On the death of Doğan Akhanlı – culture

Dogan Akhanlı was arrested for the first time in 1975 at the age of seventeen. That was the beginning of a lifelong state persecution. Most recently, Akhanlı, now a German citizen, was deprived of his freedom in Granada in 2017. He wrote an impressively concentrated book about it.

“Arrest in Granada” is an autobiography and poetics, a brief history of Turkey in the 20th century. It is a comedic farce at times and at the same time an agonizing confrontation with the feeling of having become guilty of one’s own children. With this book, Doğan Akhanlı has achieved an act of resistance – and a plea for a sincere life.

Doğan Akhanlı is often said to be a quiet, humble man. What is meant by that: He listened. Not only when others spoke, Dogan Akhanlı has also listened to himself in his life, listening inwardly. Many people avoid this because what one has to say to oneself is seldom pleasant. Most live in situations where they can afford not to listen to themselves.

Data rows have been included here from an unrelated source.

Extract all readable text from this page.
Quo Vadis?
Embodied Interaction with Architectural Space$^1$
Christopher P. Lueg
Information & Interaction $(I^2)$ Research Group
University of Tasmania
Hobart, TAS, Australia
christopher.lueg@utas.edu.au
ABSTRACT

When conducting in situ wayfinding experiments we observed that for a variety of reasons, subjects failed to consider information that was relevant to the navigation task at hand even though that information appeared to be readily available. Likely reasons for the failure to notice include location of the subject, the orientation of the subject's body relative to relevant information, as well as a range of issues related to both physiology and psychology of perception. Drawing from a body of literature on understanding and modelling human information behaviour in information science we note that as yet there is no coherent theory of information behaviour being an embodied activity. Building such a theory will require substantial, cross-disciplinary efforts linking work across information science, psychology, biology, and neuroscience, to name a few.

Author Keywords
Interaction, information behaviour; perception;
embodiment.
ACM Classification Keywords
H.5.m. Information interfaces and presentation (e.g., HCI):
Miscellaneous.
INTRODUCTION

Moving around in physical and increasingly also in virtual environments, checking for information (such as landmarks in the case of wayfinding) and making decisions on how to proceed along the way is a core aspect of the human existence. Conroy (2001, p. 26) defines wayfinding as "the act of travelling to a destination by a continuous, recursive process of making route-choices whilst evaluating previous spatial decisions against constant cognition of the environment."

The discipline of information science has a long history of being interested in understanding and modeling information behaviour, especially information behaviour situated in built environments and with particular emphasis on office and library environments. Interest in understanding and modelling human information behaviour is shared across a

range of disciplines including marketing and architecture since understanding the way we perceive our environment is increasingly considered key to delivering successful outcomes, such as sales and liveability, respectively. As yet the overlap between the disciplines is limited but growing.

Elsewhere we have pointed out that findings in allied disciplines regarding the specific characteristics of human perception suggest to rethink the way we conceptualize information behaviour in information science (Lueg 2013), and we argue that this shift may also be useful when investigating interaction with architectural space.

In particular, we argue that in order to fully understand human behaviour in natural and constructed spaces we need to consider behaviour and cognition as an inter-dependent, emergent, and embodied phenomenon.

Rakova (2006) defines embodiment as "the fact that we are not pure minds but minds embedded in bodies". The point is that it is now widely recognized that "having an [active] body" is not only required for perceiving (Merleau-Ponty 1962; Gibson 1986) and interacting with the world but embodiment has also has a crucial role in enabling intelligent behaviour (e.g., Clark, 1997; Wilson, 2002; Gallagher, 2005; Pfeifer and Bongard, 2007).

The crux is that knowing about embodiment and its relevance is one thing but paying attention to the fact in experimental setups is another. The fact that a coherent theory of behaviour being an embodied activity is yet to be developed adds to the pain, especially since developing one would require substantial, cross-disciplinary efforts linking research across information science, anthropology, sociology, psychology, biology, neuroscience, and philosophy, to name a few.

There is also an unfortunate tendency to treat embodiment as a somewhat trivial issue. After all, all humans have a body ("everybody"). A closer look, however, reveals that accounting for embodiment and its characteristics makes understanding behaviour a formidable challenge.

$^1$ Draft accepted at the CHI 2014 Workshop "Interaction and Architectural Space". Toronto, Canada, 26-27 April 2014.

At an early age he tried to open spaces of memory and to bring them into contact with one another

“Arrest in Granada” shows that his experiences of impotence and the feelings of guilt towards his family have not left him without a trace. Akhanlı himself, on behalf of many others, does not stand out as a hero, but as a vulnerable person in the book. This is precisely why this book also shows that he is not a “quiet”, not a “modest” writer. He is consistent in the choice of his fabrics and their formal implementation. He is brave in the way in which he literarily poses his life questions that are relevant for all his readers, whether German or Turkish, whether old or young, how and wherever in life.

Akhanlı’s writing is characterized by a social and political foresight that few can express in such clear, simple sentences. Very early on, based on his own life experience, he recognized the need to think of the memory of the stories of violence in the 20th century in more than just national terms. In literature he was someone who already practiced what authors like Sasha Marianna Salzmann and Sharon Dodua Otoo still do not take for granted today, but still demand more unchallenged: to open up the spaces of memory and to bring them into connection with each other.

Anyone who experienced Doğan Akhanlı was touched by his kindness, his mischief and his deep sensitivity, and also by his keen analytical mind and this persistence with which he “breadcrumbs”, perhaps but steadily, changed society and enabled it to act without it noticed it myself. Because Doğan Akhanlı is one of those unique, indispensable personalities who ensure noticeable atmospheric shifts for the better.

It would be very much to be hoped that German publishers would also rediscover it

His novels and plays, which are available in German translation, have not yet been recorded in terms of their literary significance. Awards like the Goethe Medal were more related to Akhanlı’s cultural commitment. Even in the translation it can be seen that books like “The Judges of the Last Judgment” (the third part of his trilogy “The Disappeared Sea”, which unfortunately is not completely available in German), the novel “Madonna’s Last Dream” or even his Play “Anne’s Silence” is not just relevant because its author committed the genocide of the Armenians, the sinking of the ship Goiter, which was sunk in 1942 with hundreds of Jewish refugees on board, or the tragedy of transgenerational trauma as its theme.

His works are literarily significant because he aesthetically implements the intervention of violence in the time structures that affect us all. Because he finds a form for an experience and thus conceals it in his language. He writes about one of his time-traveling characters: “Perhaps he was a breath that was always breathed into the world when memory gaps arose.”

Doğan Akhanlı was and is such a breath. It is urgently to be hoped that one of the German publishers will recognize this and, for example, publish his novel “Fasıl”, in which he engages a torturer in a conversation with his victim about his devotion to classical Turkish music. Such books, like their authors, are what make a difference.

Doğan Akhanlı died on Sunday morning after a short, serious illness at the age of only 64.